Jeff Denis admet qu’il y a énormément de contraintes à tourner à Québec.

Tourner à Québec, le défi relevé de Jeff Denis

Le réalisateur Jeff Denis n’a pas attendu que l’argent lui tombe du ciel pour tourner son premier long-métrage. Porté par «un vent de folie» et une flopée de complices habités comme lui de la foi du charbonnier, «Napoléon en apparte» débarque au grand écran la semaine prochaine, à la grande satisfaction de son instigateur, qui a conçu son projet entièrement à Québec.

À force de grappiller les sous à gauche et à droite (dont une campagne de sociofinancement avec La Ruche), de faire appel à tous les crédits d’impôts possibles et de demander quelques concessions à ses collaborateurs, Jeff Denis a finalement mené son projet à bon port.

«Il y a énormément de contraintes à tourner à Québec, que ce soit pour le soutien technique ou l’enveloppe budgétaire, mais arrive un moment où tu te dis qu’il faut que tu le fasses, ton film. Tu ne peux pas toujours attendre et ne rien faire», lance le patron de la boîte de production JET7Media, installée rue de la Couronne, dans Saint-Roch.

Conçu à l’origine pour être une série web, Napoléon en apparte est né d’un «moment de découragement» du réalisateur, qui pensait abandonner le métier, de plus en plus irrité par les contraintes. Lors d’une promenade dans le quartier Saint-Sauveur, il emprunte la rue Napoléon et c’est le déclic.

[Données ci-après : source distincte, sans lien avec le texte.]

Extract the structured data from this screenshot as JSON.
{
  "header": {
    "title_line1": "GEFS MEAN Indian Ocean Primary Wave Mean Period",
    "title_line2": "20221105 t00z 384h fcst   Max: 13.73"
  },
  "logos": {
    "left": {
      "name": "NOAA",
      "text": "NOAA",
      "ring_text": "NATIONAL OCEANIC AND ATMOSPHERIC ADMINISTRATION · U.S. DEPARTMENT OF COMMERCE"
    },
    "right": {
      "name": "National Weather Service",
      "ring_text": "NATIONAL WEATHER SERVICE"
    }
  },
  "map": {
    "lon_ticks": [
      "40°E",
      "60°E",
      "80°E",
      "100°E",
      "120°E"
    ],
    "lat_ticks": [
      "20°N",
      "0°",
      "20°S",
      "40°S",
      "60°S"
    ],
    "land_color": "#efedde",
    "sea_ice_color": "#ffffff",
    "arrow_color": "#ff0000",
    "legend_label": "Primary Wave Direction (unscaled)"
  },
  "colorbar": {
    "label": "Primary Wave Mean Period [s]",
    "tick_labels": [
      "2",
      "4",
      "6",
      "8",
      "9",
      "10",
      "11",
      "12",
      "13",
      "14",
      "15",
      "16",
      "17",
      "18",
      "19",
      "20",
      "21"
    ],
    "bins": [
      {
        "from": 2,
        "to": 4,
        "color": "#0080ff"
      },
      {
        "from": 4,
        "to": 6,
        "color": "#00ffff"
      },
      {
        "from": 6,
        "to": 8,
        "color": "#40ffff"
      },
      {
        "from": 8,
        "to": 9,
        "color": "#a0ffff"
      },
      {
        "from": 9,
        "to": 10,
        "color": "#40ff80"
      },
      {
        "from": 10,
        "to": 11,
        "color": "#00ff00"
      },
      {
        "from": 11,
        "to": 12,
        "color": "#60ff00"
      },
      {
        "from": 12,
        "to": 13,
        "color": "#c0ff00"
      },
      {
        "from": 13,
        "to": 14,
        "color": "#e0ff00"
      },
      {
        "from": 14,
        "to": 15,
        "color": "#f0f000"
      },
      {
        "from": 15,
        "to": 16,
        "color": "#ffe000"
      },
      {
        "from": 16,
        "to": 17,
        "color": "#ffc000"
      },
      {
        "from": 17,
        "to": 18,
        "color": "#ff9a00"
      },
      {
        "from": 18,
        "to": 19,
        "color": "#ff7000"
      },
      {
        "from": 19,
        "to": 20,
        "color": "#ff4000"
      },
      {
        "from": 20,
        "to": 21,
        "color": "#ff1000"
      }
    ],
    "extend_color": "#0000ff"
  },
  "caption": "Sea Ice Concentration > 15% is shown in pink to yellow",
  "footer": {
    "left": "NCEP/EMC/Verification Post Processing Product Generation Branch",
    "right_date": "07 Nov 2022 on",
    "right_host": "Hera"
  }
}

L’idée du scénario qu’il mijotait depuis un moment s’est alors cristallisée autour d’un Napoléon Bonaparte devenu... locataire. «J’aime les jeux de mots poches…» lance-t-il, dans un éclat de rire.

Napoléon et... Joséphine
Pour les besoins de la cause, l’empereur français s’est métamorphosé en un jeune et bien peu dégourdi comptable de Limoilou, toujours dépendant de ses parents malgré qu’il vive en appartement. Un party lui fera rencontrer une horticultrice prénommée…Joséphine (eh oui, comme la femme du célèbre personnage), qui lui tombera dans l’œil. Son père et son meilleur ami l’aideront à surmonter sa timidité pour «l’aider à scorer»…

De fil en aiguille, le tournage se met en place. Un producteur et un distributeur sont approchés. Des amis comédiens — Jean-Michel Girouard, Joëlle Bond, Maxime Robin, Denis Marchand, Jack Robitaille — sautent dans l’aventure. Le coscénariste et directeur artistique Philippe Savard accepte de prêter son appartement dans Limoilou, rue Saint-Martial, où se déroule une bonne partie de l’intrigue. La blonde du réalisateur, Maude Brochu, compose la trame sonore du film avec ses deux complices du groupe Whisky Legs.

Gros travail d’équipe
Tourné en une trentaine de jours, il y a deux ans, avec un «microbudget» évalué à 300 000 $ (dont les deux tiers en crédits gouvernementaux), le film a été fait avec «le moins de contraintes possible afin de garder le budget bas».

«Tu sais, quand ton personnage principal est un jeune comptable, il faut donner l’exemple et apprendre à compter des peanuts...»

«Ç’a été un gros travail d’équipe, fait à l’huile de bras, ajoute-t-il plus sérieusement. Beaucoup de monde y croyait. Ç’a travaillé fort pour que le film se fasse.»

Conçu à l’origine pour être une série web, «Napoléon en apparte» est né d’un «moment de découragement» du réalisateur, qui pensait abandonner le métier.

«Si je suis satisfait de mon film? Oui et non, poursuit-il, on ne peut pas être satisfait à 100%. C’est un premier long-métrage, je n’ai pas pondu le film que je voulais parce que je n’avais pas assez de budget. Je n’ai pas pu contrôler toutes les situations, j’ai dû couper des scènes, mais c’est correct, tu prends des notes pour la prochaine fois.»

Car prochaine fois il y aura? «Tu m’aurais posé la question il y a un an et je t’aurais dit que c’était mon premier film et mon dernier, mais j’ai quelques idées dans le collimateur que j’aimerais faire encore à Québec. Ce serait l’fun de faire travailler notre monde.»

Napoléon en apparte prend l’affiche le 8 juin.